The most defining and distinguishing feature of Gram-negative bacteria such as Escherichia coli is the presence of an asymmetric outer membrane (OM), which is essential for their viability. This asymmetry results from the presence of lipopolysaccharide (LPS) in the outer layer of the OM and phospholipids in the inner part. LPS is one of the most important virulence factors of pathogenic bacteria and is the cause of bacterial sepsis. LPS covers nearly 70% of the cell surface, and its synthesis and translocation to the OM requires over 50 genes, of which approximately 30 are essential for life, constituting 10% of all genes essential for life in E. coli. Because many of them are key and unique to bacteria, they are attractive targets for discovering new antibiotics and vaccines. For sustainable growth in bacteria, there must be a strict balance between phospholipids and LPS, which share a common metabolic precursor. Any disturbance in the LPS to phospholipid ratio causes the death of the bacteria. This balance is achieved by regulating the amount of the LpxC protein, which catalyzes the first irreversible step of LPS biosynthesis, and by the FabZ enzyme, which initiates the synthesis of phospholipids. LpxC is an unstable protein whose stability is controlled by many factors. Over the past few years, the team has shown that the FtsH and LapB proteins mediate the proteolysis of LpxC, and the newly discovered essential protein LapC inhibits LapB activity and prevents unwanted removal of LpxC. Since it is not known how the activity of LapB and LapC is regulated in response to the demand for LPS, and which amino acids in LapB and LapC mediate the interaction with LPS, these aspects are the subject of research in this project.
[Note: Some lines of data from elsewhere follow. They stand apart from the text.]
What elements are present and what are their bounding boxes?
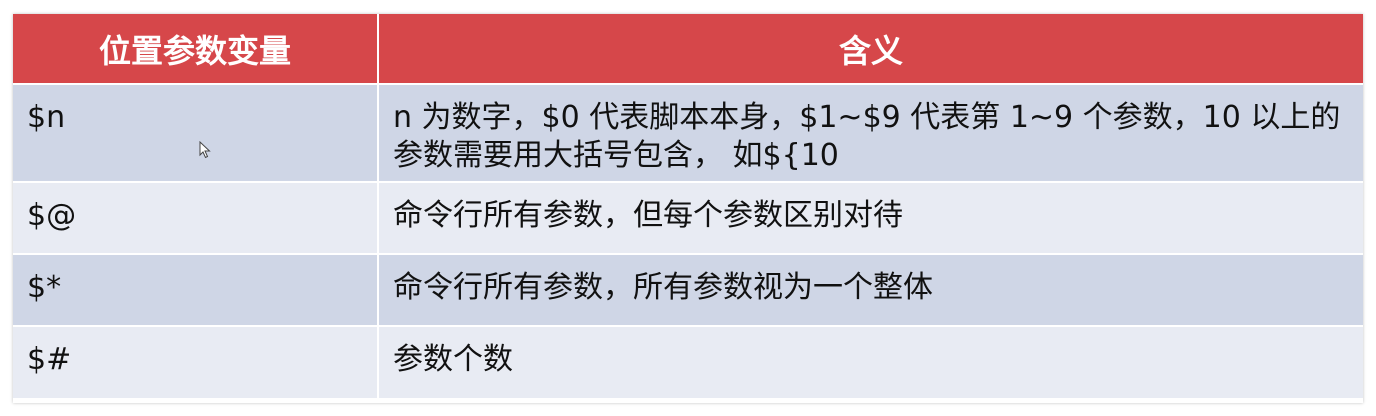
table-row: $n n 为数字，$0 代表脚本本身，$1~$9 代表第 1~9 个参数，10 … — [13, 83, 1363, 182]
variable-cell: $# — [13, 325, 379, 398]
table-row: $* 命令行所有参数，所有参数视为一个整体 — [13, 253, 1363, 326]
positional-parameters-table: 位置参数变量 含义 $n n 为数字，$0 代表脚本本身，$1~$9 代表第 1… — [13, 14, 1363, 398]
positional-parameters-table-container: 位置参数变量 含义 $n n 为数字，$0 代表脚本本身，$1~$9 代表第 1… — [13, 14, 1363, 403]
header-variable: 位置参数变量 — [13, 14, 379, 84]
variable-cell: $@ — [13, 181, 379, 254]
header-meaning: 含义 — [378, 14, 1363, 84]
variable-cell: $n — [13, 83, 379, 182]
table-row: $@ 命令行所有参数，但每个参数区别对待 — [13, 181, 1363, 254]
variable-cell: $* — [13, 253, 379, 326]
table-header-row: 位置参数变量 含义 — [13, 14, 1363, 84]
meaning-cell: 参数个数 — [378, 325, 1363, 398]
meaning-cell: 命令行所有参数，所有参数视为一个整体 — [378, 253, 1363, 326]
meaning-cell: 命令行所有参数，但每个参数区别对待 — [378, 181, 1363, 254]
mouse-cursor-icon — [199, 141, 211, 159]
table-row: $# 参数个数 — [13, 325, 1363, 398]
meaning-cell: n 为数字，$0 代表脚本本身，$1~$9 代表第 1~9 个参数，10 以上的… — [378, 83, 1363, 182]
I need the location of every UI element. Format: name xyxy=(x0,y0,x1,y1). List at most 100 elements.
“Oxidative stress signature in coronary artery disease”

Cardiovascular disease (CVD) is a multifactorial disorder and, according to the World Health Organization (WHO), it is still the largest cause of death in the world. In the light of the latest research, it seems that oxidative stress may play a key role in the development and progression of atherosclerosis. Direct measurement of free radicals in the body is difficult because their half-life is very short and therefore they do not accumulate in sufficient amounts to be detected. However, there are some indirect ways of measuring oxidative stress in the blood that can be used. A population of individuals who underwent low-dose computed tomography (LDCT) screening for lung cancer in 2016-2017 was selected for the current project. The study included people who had not been diagnosed with cancer, but were diagnosed with coronary atherosclerosis defined as the coronary artery calcium score (CAC score) - as an additional parameter. People with healthy coronary arteries were selected as a control group for comparison. It is planned to carry out a wide-scale molecular analysis related to oxidative stress in this group of people: analysis of the extended lipid profile, biochemical parameters, determination of non-targeted metabolomics, microRNA levels and genetic polymorphisms (SNVs).

We congratulate all the winners on their success and wish them satisfaction with their research!